3. Adanya dorongan untuk bersyukur tatkala (memperoleh) kesenangan. Jika
seorang bersyukur kepada Rabbnya atas nikmat yang diperoleh. Maka ini adalah
taufiq dari Allah dan termasuk salah satu sebab bertambahnya kenikmatan,
Sebagaimana Allah berfirman :
“Dan (ingatlah juga), tatkala Tuhanmu memaklumkan : “Sesungguhnya jika kamu
bersyukur, pasti kami akan menambah (nikmat) kepadamu, dan jika kamu
mengingkari (nikmat-Ku), maka sesungguhnya azab-Ku sangat pedih.” (Ibrahim :
7).
Jika Allah memberi taufiq kepada seorang hamba untuk bersyukur kepadanya, maka
ini adalah suatu nikmat yang patut untuk disyukuri untuk kedua kalinya. Dan
apabila dia diberi taufik lagi, maka itu adalah suatu nikmat yang patut
disyukuri untuk ketiga kalinya. Demikian seterusnya.
Sedikit sekali manusia yang mensyukuri nikmat-Nya.
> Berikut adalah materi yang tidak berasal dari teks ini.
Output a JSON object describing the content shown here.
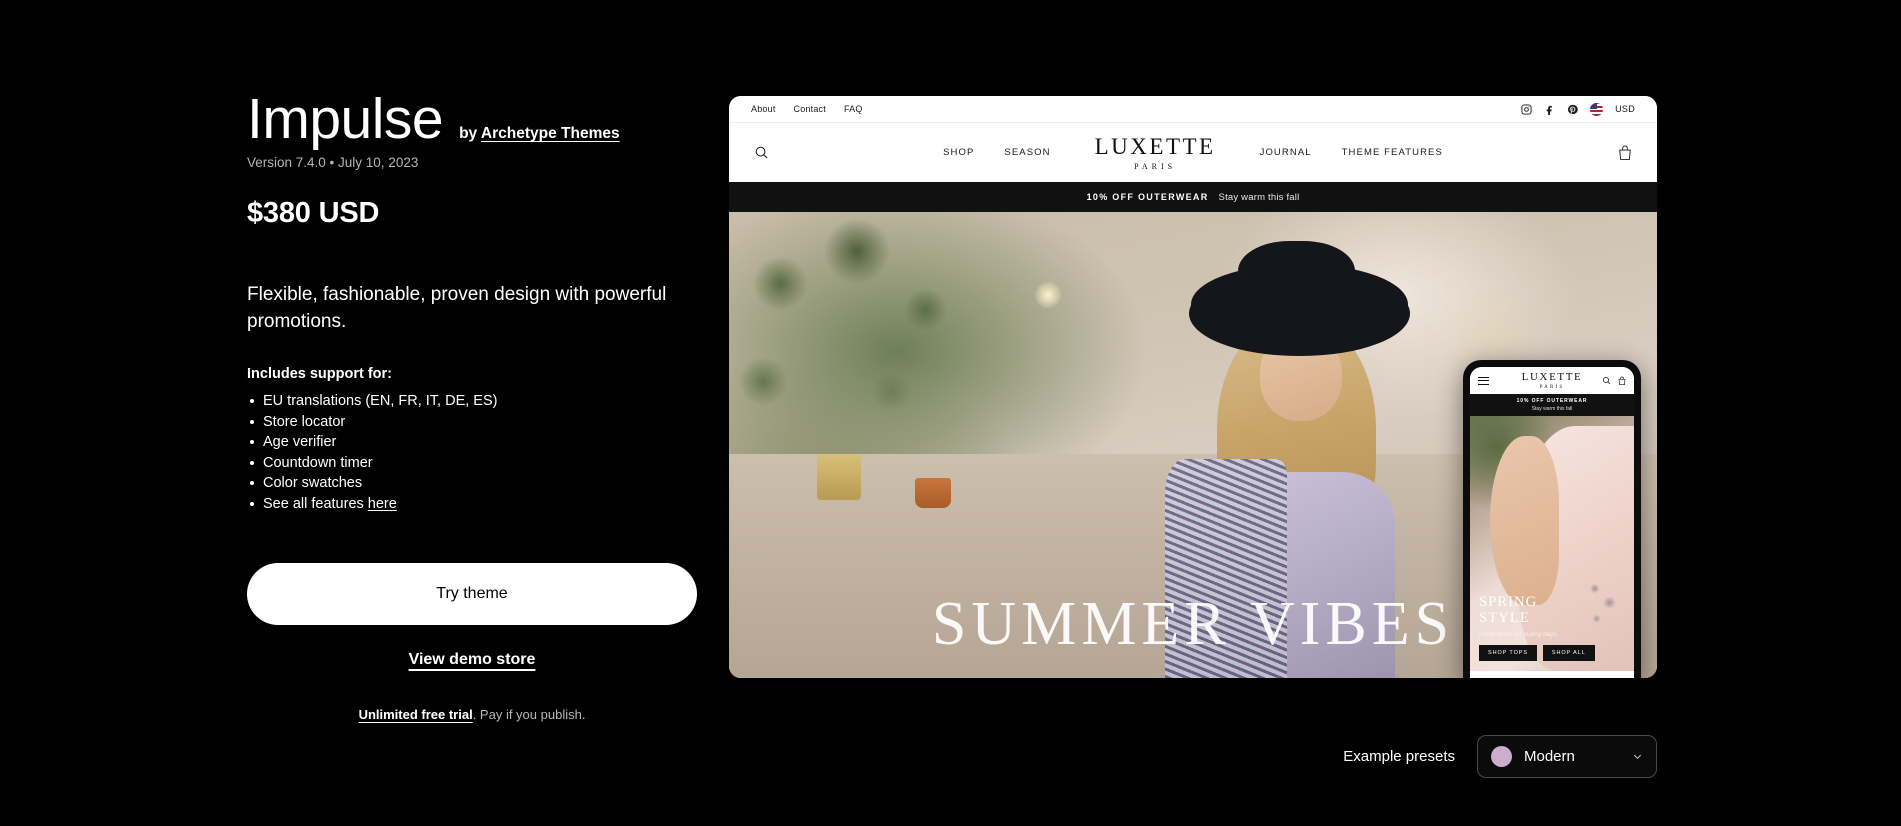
{
  "theme": {
    "title": "Impulse",
    "by_prefix": "by ",
    "author": "Archetype Themes",
    "version_line": "Version 7.4.0 • July 10, 2023",
    "price": "$380 USD",
    "tagline": "Flexible, fashionable, proven design with powerful promotions.",
    "includes_label": "Includes support for:",
    "features": [
      "EU translations (EN, FR, IT, DE, ES)",
      "Store locator",
      "Age verifier",
      "Countdown timer",
      "Color swatches",
      "See all features "
    ],
    "features_link_text": "here",
    "try_button": "Try theme",
    "demo_link": "View demo store",
    "trial_link": "Unlimited free trial",
    "trial_rest": ". Pay if you publish."
  },
  "preview": {
    "topbar": {
      "links": [
        "About",
        "Contact",
        "FAQ"
      ],
      "currency": "USD",
      "social": [
        "instagram-icon",
        "facebook-icon",
        "pinterest-icon"
      ]
    },
    "nav": {
      "search_icon": "search-icon",
      "cart_icon": "cart-icon",
      "left_links": [
        "SHOP",
        "SEASON"
      ],
      "right_links": [
        "JOURNAL",
        "THEME FEATURES"
      ],
      "logo_main": "LUXETTE",
      "logo_sub": "PARIS"
    },
    "promo": {
      "bold": "10% OFF OUTERWEAR",
      "normal": "Stay warm this fall"
    },
    "hero": {
      "headline": "SUMMER VIBES"
    },
    "phone": {
      "logo_main": "LUXETTE",
      "logo_sub": "PARIS",
      "promo_bold": "10% OFF OUTERWEAR",
      "promo_normal": "Stay warm this fall",
      "hero_line1": "SPRING",
      "hero_line2": "STYLE",
      "hero_sub": "Fresh looks for sunny days.",
      "btn1": "SHOP TOPS",
      "btn2": "SHOP ALL"
    }
  },
  "presets": {
    "label": "Example presets",
    "selected": "Modern",
    "swatch_color": "#cbaecb"
  },
  "colors": {
    "background": "#000000",
    "text": "#ffffff",
    "muted": "#b5b5b5",
    "button_bg": "#ffffff",
    "promo_bar": "#111111"
  }
}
Oleh karena itu, jika Allah
menganugerahkan kepada anda rasa syukur dan memberikan pertolongan padanya,
maka ini adalah nikmat.
Oleh karena itu, disebutkan dalam sebuah sya’ir :
Jika rasa syukur terhadap nikmat Allah itu adalah sebuah nikmat
Maka yang semisalnya (nikmat tersebut) wajib pula disyukuri
Tidak akan sampai rasa syukur itu melainkan dengan keutamaan-Nya
Walaupun hari-hari (masanya) panjang dan umur pun (masih) menyertai
(Syarah Riyadhus Sholihin hal 95-96 cet Darul Aqidah)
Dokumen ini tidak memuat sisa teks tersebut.